Le film peut ainsi paraître naïf au premier abord, mais il garde cependant sa part de violence, en évoquant les dangers d’une telle différence et des réactions qu’elle provoque, pour nous ramener partiellement à la réalité. Ce pourrait d’ailleurs être un drame, avec quelques scènes où ces dangers apparaissent -au moment où Lily invite une bande d’hommes louches à venir séjourner chez elles par exemple-, mais les épisodes effrayants ne finissent jamais mal comme ils pourraient le faire dans la vie réelle : les deux sœurs s’en sortent toujours, gardant un équilibre constant entre émotion, rire et malaise.
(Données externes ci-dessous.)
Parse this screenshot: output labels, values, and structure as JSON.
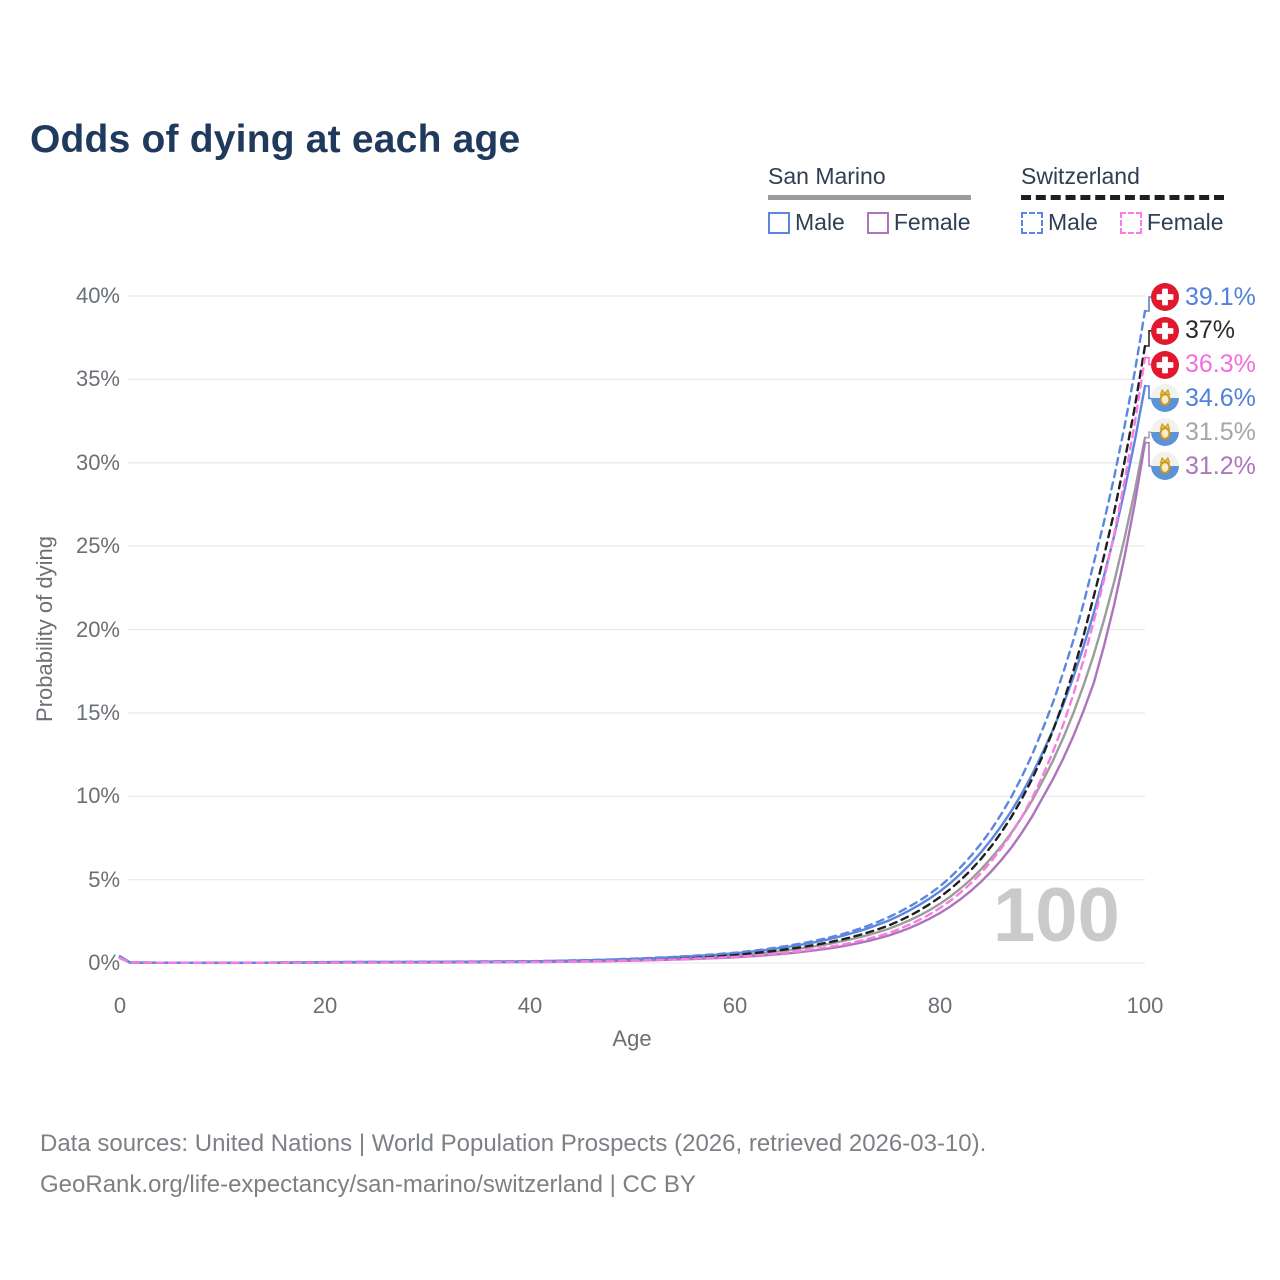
{
  "watermark": "100",
  "legend": {
    "groups": [
      {
        "name": "San Marino",
        "style": "solid",
        "underline_color": "#9b9b9b",
        "items": [
          {
            "label": "Male",
            "color": "#5b87e0"
          },
          {
            "label": "Female",
            "color": "#ad74bd"
          }
        ]
      },
      {
        "name": "Switzerland",
        "style": "dashed",
        "underline_color": "#1f1f1f",
        "items": [
          {
            "label": "Male",
            "color": "#5b87e0"
          },
          {
            "label": "Female",
            "color": "#f97ce0"
          }
        ]
      }
    ]
  },
  "footer": {
    "line1": "Data sources: United Nations | World Population Prospects (2026, retrieved 2026-03-10).",
    "line2": "GeoRank.org/life-expectancy/san-marino/switzerland | CC BY"
  },
  "chart_data": {
    "type": "line",
    "title": "Odds of dying at each age",
    "xlabel": "Age",
    "ylabel": "Probability of dying",
    "xlim": [
      0,
      100
    ],
    "ylim": [
      0,
      40
    ],
    "grid": "horizontal",
    "legend_position": "top-right",
    "xticks": [
      0,
      20,
      40,
      60,
      80,
      100
    ],
    "yticks": [
      0,
      5,
      10,
      15,
      20,
      25,
      30,
      35,
      40
    ],
    "ytick_labels": [
      "0%",
      "5%",
      "10%",
      "15%",
      "20%",
      "25%",
      "30%",
      "35%",
      "40%"
    ],
    "sample_ages": [
      0,
      1,
      10,
      20,
      30,
      40,
      50,
      55,
      60,
      65,
      70,
      75,
      80,
      85,
      90,
      95,
      100
    ],
    "series": [
      {
        "id": "sm-total",
        "name": "San Marino Total",
        "country": "San Marino",
        "color": "#9c9c9c",
        "dash": false,
        "values": [
          0.33,
          0.024,
          0.009,
          0.034,
          0.048,
          0.076,
          0.19,
          0.3,
          0.45,
          0.75,
          1.25,
          2.05,
          3.55,
          6.3,
          10.9,
          18.5,
          31.5
        ]
      },
      {
        "id": "sm-female",
        "name": "San Marino Female",
        "country": "San Marino",
        "color": "#ad74bd",
        "dash": false,
        "values": [
          0.28,
          0.02,
          0.007,
          0.02,
          0.029,
          0.052,
          0.14,
          0.22,
          0.34,
          0.57,
          0.95,
          1.65,
          3.0,
          5.5,
          9.9,
          16.8,
          31.2
        ]
      },
      {
        "id": "sm-male",
        "name": "San Marino Male",
        "country": "San Marino",
        "color": "#5b87e0",
        "dash": false,
        "values": [
          0.38,
          0.028,
          0.01,
          0.05,
          0.07,
          0.1,
          0.24,
          0.38,
          0.58,
          0.95,
          1.55,
          2.55,
          4.3,
          7.4,
          12.6,
          21.0,
          34.6
        ]
      },
      {
        "id": "ch-total",
        "name": "Switzerland Total",
        "country": "Switzerland",
        "color": "#1f1f1f",
        "dash": true,
        "values": [
          0.35,
          0.026,
          0.009,
          0.038,
          0.052,
          0.082,
          0.2,
          0.32,
          0.49,
          0.82,
          1.35,
          2.25,
          3.95,
          7.0,
          12.4,
          22.0,
          37.0
        ]
      },
      {
        "id": "ch-male",
        "name": "Switzerland Male",
        "country": "Switzerland",
        "color": "#5b87e0",
        "dash": true,
        "values": [
          0.4,
          0.03,
          0.01,
          0.055,
          0.075,
          0.105,
          0.26,
          0.4,
          0.62,
          1.02,
          1.65,
          2.75,
          4.6,
          8.0,
          14.0,
          24.0,
          39.1
        ]
      },
      {
        "id": "ch-female",
        "name": "Switzerland Female",
        "country": "Switzerland",
        "color": "#f97ce0",
        "dash": true,
        "values": [
          0.3,
          0.022,
          0.008,
          0.022,
          0.032,
          0.058,
          0.15,
          0.24,
          0.37,
          0.62,
          1.05,
          1.8,
          3.3,
          6.1,
          11.2,
          20.5,
          36.3
        ]
      }
    ],
    "end_labels": [
      {
        "text": "39.1%",
        "flag": "switzerland",
        "color": "#4f81dd",
        "value": 39.1
      },
      {
        "text": "37%",
        "flag": "switzerland",
        "color": "#2b2b2b",
        "value": 37
      },
      {
        "text": "36.3%",
        "flag": "switzerland",
        "color": "#f46ede",
        "value": 36.3
      },
      {
        "text": "34.6%",
        "flag": "san-marino",
        "color": "#4f81dd",
        "value": 34.6
      },
      {
        "text": "31.5%",
        "flag": "san-marino",
        "color": "#a6a6a6",
        "value": 31.5
      },
      {
        "text": "31.2%",
        "flag": "san-marino",
        "color": "#ab76bd",
        "value": 31.2
      }
    ]
  }
}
La vie selon Lily est en effet discutable, et sa vision de la sexualité peut en déranger plus d’un ; mais si nous ne sommes pas forcément d’accord avec ses idées, ce personnage a le mérite de remettre en question nos certitudes et nos préjugés. Sa franchise à toute épreuve apporte en plus une touche d’humour cinglant au film, et ne serait-ce que son univers esthétique vaut le détour.
En sortant du cinéma, il nous en reste donc un tourbillon de couleurs dans la tête, et une indiscutable envie de lâcher prise, juste un peu, pour caresser le bonheur qu’elle semble côtoyer, la brise dans les cheveux et le soleil sur la peau.